CORDÉLIA (au médecin)
Toujours, toujours égaré !
LE MÉDECIN
Il est à peine éveillé ; laissons-le seul un moment.
(Ils s'écartent du lit.)
LEAR
Où ai-je été ? où suis-je ? Le beau jour !… Je suis étrangement abusé… Moi, je mourrais de pitié à voir un autre ainsi… Je ne sais que dire… Je ne jurerais pas que ce soient là mes mains… Voyons : je sens cette épingle me piquer. Que je voudrais être sûr de mon état !
CORDÉLIA
Oh ! Regardez-moi, sire, et étendez vos mains sur moi pour me bénir…
(Lear veut se mettre à genoux devant elle. Elle le retient.)
Non, sire, ce n'est pas, à vous de vous agenouiller.
LEAR
Grâce ! ne vous moquez pas de moi ! Je suis un pauvre vieux radoteur de quatre-vingts ans et au delà… pas une heure de plus ni de moins. Et, à parler franchement, je crains de n'être pas dans ma parfaite raison… Il me semble que je dois vous connaître et connaître cet homme. Pourtant, je suis dans le doute ; car j'ignore absolument quel est ce lieu ; et tous mes efforts de mémoire ne peuvent me rappeler ce costume ; je ne sais même pas où l'ai logé la nuit dernière… Ne riez pas de moi ; car, aussi vrai que je suis homme, je crois que cette dame est mon enfant Cordélia.
CORDÉLIA
Oui, je la suis, je la suis.
LEAR
Vos larmes mouillent-elles ? Oui, ma foi. Je vous en prie, ne pleurez pas. Si vous avez du poison pour moi, je le boirai. Je sais que vous ne m'aimez pas ; car vos soeurs, autant que je me rappelle, m'ont fait bien du mal. Vous, vous avez quelque motif ; elles n'en avaient pas.
CORDÉLIA
Nul motif ! nul motif !
LEAR
Est-ce que je suis en France ?
KENT
Dans votre propre royaume, Sire.
LEAR
Ne m'abusez pas.
LE MÉDECIN
Rassurez-vous, bonne madame : la crise de frénésie, vous le voyez, est guérie chez lui ; mais il y aurait encore danger à ramener sa pensée sur le temps qu'il a perdu. Engagez-le à rentrer ; ne le troublez plus jusqu'à ce que le calme soit affermi.
CORDÉLIA
Plairait-il à Votre Altesse de marcher ?
LEAR
Il faut que vous ayez de l'indulgence pour moi. Je vous en prie, oubliez et pardonnez : je suis vieux et imbécile.

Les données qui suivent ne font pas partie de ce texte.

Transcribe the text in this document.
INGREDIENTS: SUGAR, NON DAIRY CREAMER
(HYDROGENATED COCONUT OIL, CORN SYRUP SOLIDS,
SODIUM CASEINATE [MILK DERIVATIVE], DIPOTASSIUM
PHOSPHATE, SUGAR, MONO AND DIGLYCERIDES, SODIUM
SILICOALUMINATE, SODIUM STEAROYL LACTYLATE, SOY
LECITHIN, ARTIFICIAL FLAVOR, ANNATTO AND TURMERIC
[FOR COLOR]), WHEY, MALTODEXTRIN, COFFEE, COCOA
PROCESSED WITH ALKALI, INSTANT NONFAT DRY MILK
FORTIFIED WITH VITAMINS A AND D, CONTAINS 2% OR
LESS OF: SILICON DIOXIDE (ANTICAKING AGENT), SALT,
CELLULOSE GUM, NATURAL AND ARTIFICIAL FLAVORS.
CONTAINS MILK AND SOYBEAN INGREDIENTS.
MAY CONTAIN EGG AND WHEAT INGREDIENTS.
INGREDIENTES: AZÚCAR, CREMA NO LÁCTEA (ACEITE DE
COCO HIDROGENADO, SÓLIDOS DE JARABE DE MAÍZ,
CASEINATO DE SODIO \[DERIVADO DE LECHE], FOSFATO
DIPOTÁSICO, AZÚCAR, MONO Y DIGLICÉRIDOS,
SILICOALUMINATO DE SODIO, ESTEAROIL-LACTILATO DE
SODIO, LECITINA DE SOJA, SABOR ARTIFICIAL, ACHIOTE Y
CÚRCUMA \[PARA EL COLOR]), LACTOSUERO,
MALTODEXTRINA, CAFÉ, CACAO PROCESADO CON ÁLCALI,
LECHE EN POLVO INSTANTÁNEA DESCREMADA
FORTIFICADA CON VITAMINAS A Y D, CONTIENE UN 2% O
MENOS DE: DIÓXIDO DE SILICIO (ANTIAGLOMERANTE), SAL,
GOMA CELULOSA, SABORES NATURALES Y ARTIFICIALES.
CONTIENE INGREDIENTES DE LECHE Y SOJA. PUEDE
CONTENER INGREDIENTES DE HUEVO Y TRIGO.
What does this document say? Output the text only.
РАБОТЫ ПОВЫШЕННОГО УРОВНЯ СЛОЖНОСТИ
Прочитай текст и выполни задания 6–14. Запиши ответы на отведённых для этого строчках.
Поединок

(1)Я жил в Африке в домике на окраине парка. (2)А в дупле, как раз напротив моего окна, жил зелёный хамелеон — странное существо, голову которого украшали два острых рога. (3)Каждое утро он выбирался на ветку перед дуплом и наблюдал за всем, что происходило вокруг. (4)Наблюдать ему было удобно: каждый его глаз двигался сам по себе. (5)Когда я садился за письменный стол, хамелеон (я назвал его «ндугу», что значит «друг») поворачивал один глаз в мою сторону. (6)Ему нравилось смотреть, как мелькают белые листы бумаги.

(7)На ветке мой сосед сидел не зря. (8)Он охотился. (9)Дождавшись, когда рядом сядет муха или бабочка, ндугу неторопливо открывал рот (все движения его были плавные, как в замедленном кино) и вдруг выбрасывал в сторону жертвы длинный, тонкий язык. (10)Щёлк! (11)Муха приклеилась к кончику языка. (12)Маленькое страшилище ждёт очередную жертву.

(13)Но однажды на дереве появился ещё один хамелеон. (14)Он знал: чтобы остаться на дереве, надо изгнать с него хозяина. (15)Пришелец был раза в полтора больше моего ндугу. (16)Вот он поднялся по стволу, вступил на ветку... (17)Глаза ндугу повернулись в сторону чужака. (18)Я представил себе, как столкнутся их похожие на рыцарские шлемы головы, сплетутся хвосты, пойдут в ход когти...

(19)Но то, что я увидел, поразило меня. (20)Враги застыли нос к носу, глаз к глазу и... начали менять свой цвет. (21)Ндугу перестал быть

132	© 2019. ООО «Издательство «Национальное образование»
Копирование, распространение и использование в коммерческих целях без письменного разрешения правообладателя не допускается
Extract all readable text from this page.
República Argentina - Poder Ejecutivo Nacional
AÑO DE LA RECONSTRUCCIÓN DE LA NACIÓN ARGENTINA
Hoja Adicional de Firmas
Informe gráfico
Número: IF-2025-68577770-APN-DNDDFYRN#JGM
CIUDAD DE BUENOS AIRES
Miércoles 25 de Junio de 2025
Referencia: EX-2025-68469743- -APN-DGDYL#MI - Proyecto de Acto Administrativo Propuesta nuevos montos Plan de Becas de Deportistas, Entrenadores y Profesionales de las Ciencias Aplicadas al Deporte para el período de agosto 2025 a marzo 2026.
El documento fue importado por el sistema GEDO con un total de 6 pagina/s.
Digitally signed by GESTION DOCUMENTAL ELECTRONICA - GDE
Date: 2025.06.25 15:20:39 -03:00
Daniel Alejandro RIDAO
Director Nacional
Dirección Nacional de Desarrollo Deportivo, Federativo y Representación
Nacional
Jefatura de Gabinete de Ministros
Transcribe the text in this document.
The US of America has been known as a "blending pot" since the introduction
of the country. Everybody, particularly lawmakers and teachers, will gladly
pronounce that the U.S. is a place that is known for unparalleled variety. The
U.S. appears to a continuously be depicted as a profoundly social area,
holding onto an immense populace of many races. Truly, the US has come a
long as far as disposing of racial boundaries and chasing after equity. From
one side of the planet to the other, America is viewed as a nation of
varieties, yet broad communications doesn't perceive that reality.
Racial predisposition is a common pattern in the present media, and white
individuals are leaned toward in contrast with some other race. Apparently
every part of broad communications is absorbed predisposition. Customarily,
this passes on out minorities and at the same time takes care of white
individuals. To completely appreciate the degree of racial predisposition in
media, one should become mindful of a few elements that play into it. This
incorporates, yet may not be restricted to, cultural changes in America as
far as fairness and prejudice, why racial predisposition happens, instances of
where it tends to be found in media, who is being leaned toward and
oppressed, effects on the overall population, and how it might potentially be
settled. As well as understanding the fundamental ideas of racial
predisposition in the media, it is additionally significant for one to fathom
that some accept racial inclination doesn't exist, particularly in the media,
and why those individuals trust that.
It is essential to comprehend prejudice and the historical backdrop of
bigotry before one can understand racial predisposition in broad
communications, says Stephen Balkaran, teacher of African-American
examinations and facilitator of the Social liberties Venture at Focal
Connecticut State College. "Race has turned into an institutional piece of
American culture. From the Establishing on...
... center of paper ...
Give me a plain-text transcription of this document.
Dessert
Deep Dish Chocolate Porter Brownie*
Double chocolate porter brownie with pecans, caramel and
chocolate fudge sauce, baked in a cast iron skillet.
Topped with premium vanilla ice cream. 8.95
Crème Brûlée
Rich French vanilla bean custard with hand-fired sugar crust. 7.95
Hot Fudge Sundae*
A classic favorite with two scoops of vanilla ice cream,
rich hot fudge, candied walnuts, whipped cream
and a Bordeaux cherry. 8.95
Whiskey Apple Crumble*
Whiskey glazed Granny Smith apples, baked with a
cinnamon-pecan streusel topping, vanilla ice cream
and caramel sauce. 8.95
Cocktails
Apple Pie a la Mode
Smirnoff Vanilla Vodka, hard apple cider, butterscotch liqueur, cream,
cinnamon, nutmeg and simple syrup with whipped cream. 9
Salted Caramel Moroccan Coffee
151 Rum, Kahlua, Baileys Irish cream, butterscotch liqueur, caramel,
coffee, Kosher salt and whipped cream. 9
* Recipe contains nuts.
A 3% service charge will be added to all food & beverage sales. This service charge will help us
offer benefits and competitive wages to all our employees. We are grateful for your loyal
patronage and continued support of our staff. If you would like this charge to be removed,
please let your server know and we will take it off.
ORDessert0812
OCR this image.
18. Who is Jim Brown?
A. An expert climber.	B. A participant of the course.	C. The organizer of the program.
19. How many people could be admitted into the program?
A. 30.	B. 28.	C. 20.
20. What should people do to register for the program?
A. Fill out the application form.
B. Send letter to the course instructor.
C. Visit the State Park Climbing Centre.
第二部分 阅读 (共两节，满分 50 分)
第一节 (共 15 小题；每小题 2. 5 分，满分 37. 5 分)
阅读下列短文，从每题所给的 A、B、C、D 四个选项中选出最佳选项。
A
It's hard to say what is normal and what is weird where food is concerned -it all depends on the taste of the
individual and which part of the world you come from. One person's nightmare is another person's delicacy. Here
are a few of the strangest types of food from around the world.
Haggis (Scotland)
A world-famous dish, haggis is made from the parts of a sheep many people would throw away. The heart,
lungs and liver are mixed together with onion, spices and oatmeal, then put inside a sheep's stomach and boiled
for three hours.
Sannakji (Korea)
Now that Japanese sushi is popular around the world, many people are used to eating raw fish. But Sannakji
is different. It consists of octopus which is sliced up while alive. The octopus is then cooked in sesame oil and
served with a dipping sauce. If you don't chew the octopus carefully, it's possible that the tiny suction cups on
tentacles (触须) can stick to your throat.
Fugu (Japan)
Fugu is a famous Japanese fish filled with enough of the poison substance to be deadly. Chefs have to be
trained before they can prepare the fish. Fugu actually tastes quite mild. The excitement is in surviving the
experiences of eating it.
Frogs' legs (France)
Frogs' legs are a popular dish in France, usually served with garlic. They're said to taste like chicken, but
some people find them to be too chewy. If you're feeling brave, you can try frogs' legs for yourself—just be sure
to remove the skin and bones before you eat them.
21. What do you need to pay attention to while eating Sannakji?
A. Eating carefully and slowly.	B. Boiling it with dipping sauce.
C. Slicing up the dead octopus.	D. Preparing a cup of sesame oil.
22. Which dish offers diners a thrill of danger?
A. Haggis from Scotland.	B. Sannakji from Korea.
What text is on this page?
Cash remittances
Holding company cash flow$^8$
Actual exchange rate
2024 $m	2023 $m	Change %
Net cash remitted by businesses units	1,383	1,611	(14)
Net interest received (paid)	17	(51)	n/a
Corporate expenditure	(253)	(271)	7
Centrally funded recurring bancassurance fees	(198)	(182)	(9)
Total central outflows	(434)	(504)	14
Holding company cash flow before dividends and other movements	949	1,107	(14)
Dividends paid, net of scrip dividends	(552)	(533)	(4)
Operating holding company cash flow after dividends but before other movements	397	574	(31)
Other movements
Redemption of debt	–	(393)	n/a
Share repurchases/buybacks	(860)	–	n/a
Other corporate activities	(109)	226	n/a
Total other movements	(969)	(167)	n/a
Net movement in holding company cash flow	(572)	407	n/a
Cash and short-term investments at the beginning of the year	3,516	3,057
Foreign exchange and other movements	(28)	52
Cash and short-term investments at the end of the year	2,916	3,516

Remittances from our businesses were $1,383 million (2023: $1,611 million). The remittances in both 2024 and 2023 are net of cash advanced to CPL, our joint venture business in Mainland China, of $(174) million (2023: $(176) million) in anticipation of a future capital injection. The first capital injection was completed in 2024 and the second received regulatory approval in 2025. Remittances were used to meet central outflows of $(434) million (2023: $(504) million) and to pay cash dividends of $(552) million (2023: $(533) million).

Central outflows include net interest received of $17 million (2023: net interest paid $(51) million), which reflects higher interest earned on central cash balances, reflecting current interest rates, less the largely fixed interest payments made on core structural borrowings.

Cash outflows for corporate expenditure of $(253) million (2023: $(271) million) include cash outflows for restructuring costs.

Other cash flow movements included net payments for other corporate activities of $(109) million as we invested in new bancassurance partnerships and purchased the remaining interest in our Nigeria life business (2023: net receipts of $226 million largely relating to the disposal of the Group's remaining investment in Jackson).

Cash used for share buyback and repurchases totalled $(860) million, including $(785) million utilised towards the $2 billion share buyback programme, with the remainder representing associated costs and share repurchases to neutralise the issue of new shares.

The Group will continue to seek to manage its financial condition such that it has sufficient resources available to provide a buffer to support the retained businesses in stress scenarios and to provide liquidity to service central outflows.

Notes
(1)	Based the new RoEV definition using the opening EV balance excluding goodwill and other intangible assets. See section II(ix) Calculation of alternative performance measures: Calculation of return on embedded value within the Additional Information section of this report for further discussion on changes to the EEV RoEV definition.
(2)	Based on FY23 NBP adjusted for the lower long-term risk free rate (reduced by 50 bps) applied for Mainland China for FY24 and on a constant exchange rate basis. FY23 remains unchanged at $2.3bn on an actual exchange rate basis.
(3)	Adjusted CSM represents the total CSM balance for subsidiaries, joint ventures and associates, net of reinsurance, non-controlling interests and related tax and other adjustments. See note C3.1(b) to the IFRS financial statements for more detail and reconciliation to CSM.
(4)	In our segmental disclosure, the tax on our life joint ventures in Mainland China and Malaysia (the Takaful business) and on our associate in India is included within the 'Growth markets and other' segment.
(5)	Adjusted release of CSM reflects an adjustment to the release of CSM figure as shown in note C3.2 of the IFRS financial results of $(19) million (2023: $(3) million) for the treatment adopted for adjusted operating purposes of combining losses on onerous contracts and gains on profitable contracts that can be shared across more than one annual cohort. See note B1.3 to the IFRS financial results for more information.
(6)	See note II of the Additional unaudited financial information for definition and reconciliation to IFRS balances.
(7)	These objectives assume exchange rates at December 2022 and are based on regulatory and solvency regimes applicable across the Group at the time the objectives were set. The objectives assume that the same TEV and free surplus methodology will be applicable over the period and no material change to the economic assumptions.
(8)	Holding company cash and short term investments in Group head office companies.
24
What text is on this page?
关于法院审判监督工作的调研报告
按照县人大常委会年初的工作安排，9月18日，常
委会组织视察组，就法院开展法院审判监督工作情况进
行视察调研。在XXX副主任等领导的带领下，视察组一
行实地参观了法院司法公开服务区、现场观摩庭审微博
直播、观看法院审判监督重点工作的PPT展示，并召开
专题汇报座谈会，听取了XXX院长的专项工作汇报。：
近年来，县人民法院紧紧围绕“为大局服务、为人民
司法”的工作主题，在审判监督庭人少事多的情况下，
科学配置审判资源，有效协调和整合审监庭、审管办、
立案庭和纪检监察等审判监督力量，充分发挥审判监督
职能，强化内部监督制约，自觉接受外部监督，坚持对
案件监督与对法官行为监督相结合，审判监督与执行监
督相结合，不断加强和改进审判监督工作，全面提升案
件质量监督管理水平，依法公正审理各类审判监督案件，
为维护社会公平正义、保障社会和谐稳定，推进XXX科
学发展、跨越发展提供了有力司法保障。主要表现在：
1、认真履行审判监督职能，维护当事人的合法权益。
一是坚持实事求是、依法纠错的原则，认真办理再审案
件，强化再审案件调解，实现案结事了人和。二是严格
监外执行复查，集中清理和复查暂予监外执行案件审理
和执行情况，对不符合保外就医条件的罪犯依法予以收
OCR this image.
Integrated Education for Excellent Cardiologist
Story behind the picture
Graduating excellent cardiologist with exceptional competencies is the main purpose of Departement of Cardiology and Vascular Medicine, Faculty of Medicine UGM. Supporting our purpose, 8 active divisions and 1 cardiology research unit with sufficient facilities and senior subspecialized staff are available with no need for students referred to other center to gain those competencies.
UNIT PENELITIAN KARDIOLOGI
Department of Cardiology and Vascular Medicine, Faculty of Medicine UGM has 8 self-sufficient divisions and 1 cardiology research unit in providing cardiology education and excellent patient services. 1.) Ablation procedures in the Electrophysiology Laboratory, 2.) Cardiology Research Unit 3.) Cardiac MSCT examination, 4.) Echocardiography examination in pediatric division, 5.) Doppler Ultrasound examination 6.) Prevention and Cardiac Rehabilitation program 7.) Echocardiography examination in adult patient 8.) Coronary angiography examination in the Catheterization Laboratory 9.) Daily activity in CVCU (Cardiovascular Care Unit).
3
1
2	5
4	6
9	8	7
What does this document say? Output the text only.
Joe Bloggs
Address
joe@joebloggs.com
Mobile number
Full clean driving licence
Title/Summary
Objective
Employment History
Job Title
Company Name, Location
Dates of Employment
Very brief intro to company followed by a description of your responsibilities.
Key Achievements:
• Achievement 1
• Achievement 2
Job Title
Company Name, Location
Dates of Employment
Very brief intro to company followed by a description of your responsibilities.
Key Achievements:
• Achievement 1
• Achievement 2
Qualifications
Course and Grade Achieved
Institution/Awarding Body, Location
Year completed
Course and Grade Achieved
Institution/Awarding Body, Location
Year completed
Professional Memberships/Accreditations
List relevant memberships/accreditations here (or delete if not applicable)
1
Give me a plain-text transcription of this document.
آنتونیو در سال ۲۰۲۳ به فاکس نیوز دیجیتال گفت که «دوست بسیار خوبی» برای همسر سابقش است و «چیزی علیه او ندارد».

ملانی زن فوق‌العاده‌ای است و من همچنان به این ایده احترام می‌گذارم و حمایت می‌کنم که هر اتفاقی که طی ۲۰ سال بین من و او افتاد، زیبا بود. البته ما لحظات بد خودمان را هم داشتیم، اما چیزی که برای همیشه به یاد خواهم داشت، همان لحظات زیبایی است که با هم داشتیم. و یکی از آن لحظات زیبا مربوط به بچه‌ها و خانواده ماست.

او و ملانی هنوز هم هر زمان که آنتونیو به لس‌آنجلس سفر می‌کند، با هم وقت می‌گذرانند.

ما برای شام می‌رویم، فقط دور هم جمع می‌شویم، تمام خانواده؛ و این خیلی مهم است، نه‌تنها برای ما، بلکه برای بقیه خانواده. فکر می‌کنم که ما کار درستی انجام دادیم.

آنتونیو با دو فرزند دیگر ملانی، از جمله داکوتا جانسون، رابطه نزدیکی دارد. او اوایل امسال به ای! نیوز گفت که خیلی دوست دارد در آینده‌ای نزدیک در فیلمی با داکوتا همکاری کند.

(Lear, soutenu par Cordélia, le médecin et les serviteurs sortent.)
LE GENTILHOMME
Est-il bien vrai, monsieur, que le duc de Cornouailles ait été tué ainsi ?
KENT
C'est très-certain, monsieur.
LE GENTILHOMME
Et qui commande ses gens ?
KENT
C'est, dit-on, le fils bâtard de Glocester.
LE GENTILHOMME
On dit qu'Edgar, son fils banni, est avec le comte de Kent en Germanie.
KENT
Les rapports varient. Il est temps de se mettre en garde ; les armées du royaume approchent en hâte.
LE GENTILHOMME
La contestation semble devoir être sanglante. Adieu, monsieur.
(Il sort.)
KENT
Mon plan et mes efforts vont avoir leur résultat, bon ou mauvais, selon le succès de cette bataille. (Il sort.)